50- İlk Sarılma

19.4K 2.2K 1K
                                    

Araf

Başımdaki köklü ağrıyla gözlerimi aralarken yüzümü buruşturmuş, en son ne olduğunu hatırlamaya çalışmıştım. Etraftaki kalabalığa, koşuşturan insanlara bakarken bir hastanede olduğumu ve sedyede yattığımı fark etmem uzun sürmemişti. Kolumdaki seruma baktım. Tam o anda bilincimi kaybetmeden önce yaptığımız kazayı hatırlamıştım. 

Acildeki insanların yüzleri tanıdıktı, otobüsteki diğer yolculardı. Kaşlarımı çatarak telefonumu ararken ceplerimin boş olduğunu görmüştüm. Kaza olmadan önce telefonum cebimde değildi, muhtemelen kaza esnasında kaybetmiştim.

Yanıma gelen hemşire serumuma bakarken gözlerini yüzüme çevirdi. "Nasıl hissediyorsunuz?"

"Başım ağrıyor biraz." Boğazımın kuruduğunu hissediyordum. Yavaşça yutkundum. "Ailemi aramam-..."

"Araf!"

Duyduğum tanıdık sesle bakışlarımı acilin girişine çevirdiğimde annemin bana doğru koştuğunu görmüştüm. Hızlı birkaç adımda önümde durdu ve başımı kendi göğsüne doğru çekti. "Oğlum..." derken sesi titriyordu. Saniyeler içerisinde hıçkırıklara boğulmuştu. Yüzümü geri çekip avuçladı ve gözlerime ararcasına baktı.

"İyisin, değil mi? Bir yerin acıyor mu?"

"Hayır, başım ağrıyor yalnızca. İyiyim. Siz nasıl buldunuz beni?" derken annemin arkasında duran ve bana şaşkınca bakan babama çevirmiştim gözlerimi. Annem yeniden konuştuğunda bakışlarım ona dönmüştü.

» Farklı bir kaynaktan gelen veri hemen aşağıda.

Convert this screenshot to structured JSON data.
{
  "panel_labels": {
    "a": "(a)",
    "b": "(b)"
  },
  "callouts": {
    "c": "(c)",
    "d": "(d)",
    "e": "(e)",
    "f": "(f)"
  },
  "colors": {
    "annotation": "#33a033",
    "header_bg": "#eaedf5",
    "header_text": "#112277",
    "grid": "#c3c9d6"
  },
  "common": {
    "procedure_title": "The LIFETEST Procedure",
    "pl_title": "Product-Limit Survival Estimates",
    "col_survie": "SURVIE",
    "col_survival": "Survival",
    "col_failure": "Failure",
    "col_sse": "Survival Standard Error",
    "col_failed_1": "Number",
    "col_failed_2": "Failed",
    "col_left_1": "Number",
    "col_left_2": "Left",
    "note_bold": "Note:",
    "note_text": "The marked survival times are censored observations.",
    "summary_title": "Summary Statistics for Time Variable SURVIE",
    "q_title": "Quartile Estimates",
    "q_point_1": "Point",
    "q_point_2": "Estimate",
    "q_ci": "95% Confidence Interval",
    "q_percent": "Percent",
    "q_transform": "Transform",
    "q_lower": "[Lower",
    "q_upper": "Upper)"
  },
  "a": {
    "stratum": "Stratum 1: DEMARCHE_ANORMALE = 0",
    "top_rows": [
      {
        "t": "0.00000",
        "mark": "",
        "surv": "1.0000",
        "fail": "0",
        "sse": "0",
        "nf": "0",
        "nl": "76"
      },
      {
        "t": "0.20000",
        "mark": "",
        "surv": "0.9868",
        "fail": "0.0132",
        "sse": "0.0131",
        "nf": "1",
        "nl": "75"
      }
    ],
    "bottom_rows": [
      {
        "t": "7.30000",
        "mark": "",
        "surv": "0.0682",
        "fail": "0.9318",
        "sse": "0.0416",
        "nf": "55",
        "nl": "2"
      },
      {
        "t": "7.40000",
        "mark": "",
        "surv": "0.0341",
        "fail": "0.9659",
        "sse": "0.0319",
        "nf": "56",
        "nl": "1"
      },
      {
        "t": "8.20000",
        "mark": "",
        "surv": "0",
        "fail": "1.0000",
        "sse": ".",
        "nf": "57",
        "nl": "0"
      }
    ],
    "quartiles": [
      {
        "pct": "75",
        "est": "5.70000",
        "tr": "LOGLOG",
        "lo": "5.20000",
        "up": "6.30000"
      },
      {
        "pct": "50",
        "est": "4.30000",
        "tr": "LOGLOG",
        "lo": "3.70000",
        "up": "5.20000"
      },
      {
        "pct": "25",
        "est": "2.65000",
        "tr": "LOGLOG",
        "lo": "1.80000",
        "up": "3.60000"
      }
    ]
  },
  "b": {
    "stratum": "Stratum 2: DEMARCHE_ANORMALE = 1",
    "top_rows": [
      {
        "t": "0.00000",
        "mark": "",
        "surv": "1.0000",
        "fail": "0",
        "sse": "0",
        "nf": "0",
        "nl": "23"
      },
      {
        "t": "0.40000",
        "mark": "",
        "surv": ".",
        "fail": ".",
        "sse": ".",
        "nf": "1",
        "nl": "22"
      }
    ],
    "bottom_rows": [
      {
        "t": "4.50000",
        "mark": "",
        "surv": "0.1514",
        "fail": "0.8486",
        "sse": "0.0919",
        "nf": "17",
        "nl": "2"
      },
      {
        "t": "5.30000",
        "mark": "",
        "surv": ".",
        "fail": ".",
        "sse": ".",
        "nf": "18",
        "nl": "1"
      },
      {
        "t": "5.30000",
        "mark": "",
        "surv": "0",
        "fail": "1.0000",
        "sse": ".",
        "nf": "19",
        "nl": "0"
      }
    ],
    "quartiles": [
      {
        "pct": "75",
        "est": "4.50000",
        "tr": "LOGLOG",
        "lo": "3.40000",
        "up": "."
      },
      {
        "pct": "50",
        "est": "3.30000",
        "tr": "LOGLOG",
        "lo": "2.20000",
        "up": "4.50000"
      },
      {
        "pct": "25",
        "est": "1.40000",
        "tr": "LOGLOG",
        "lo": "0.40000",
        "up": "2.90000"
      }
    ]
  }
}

"Baban tüm hastaneleri aradı. Senin burada olduğunu söylediler. Oğlum benim..." Annem, tekrardan hıçkırarak saçlarımın üzerini öptükten sonra burnunu çekti. "Biz senin... Öldüğünü sandık. Haberlerde öyle söylediler."

"Ne?" Gözlerim fal taşı gibi açılmıştı. "Nasıl?"

"Otobüsün sağ tarafında, cam kenarında oturan yolcuların hepsi ağır yaralanmış," diyerek sözlerine devam etti annem. "12 numaralı yolcunun hayatını kaybettiğini söylediler. Araba yuvarlanırken camdan bir şey girmiş sanırım. Ne olduğunu hatırlamıyorum. Senin koltuk numaranı duyduğum anda aklım gitti."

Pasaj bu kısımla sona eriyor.